The acquisition of new power words then comes from any or all of the usual sources: loot, specific study and application of effort in RP, or milestone rewards.

Power words are then combined to form unique spell concepts. The interesting thing about formless magic is that a single two-word combination does not simply define a single spell concept; instead it suggests the boundaries for an entire spell toolkit for the player to explore.

The power words “Water” and “Protection” could be combined to form spell concepts like Water Breathing, Walk on Water, or even Imbibition Immunity (protection from drinking bad water) when combined by a clever and imaginative player.

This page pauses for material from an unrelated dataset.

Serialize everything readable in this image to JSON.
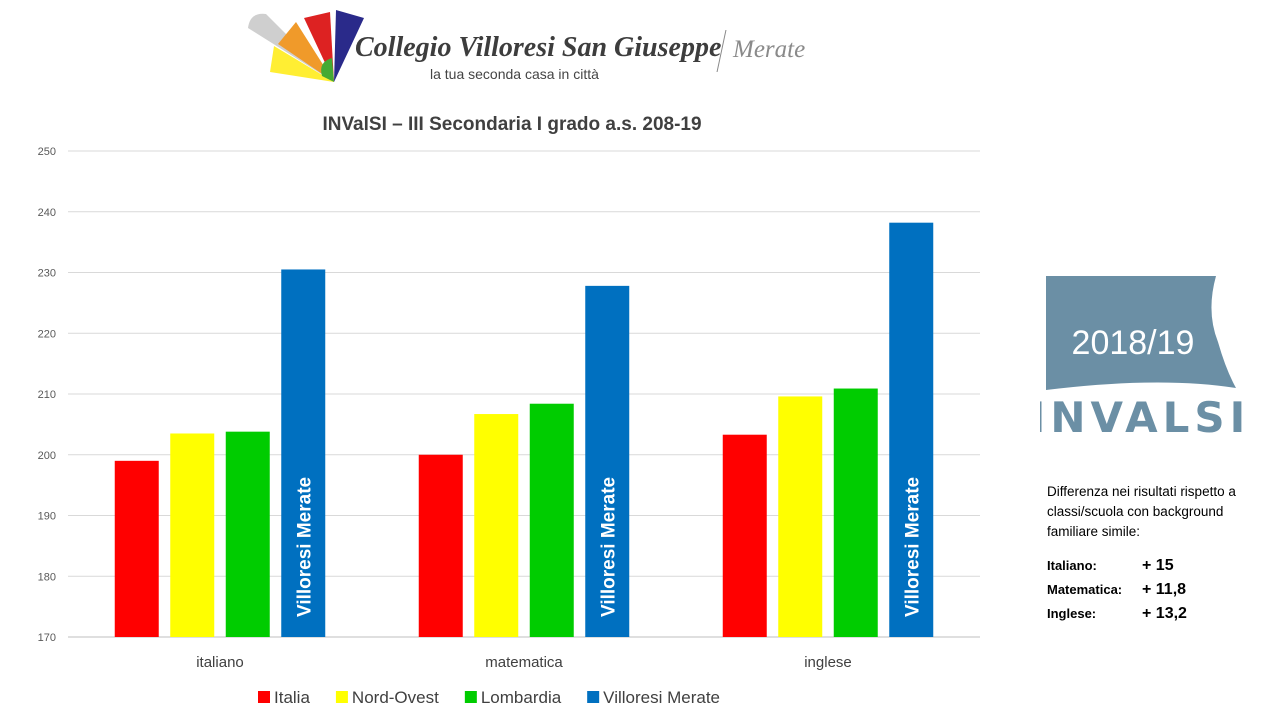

A given spell concept can then be given scope, magnitude, range, and limitations based on the Milestone tier of the caster and/or the POWER level at which it is cast (in the case of arcane casters, with casting costs in hit points or stun points as appropriate to the setting, with the base casting cost for any spell equal to the number of power words combined to implement it).

The Mage above could use “Force” and “Arrow” to cast the equivalent of Arcane Missile.

The aforementioned Priest could use “Holy” and “Fire” to cast a jet of magical flame (perhaps one that does bonus damage to undead creatures) or even conjure persistent fire in a given area that burns without fuel for a limited time.

Each new power word acquired expands the possible combinations in a caster’s toolkit by an exponential degree. Upon acquiring new words and creating new spell concepts, caster players can then make note of each combination in an actual spell book (I.e., a journal or notebook) with notes on range, duration, and GM rulings on its scope and effects.

This sort of system may prove too abstract for certain kinds of players or incredibly freeing for others, but regardless it is a fascinating alternative to acquiring pre-defined spells from a list.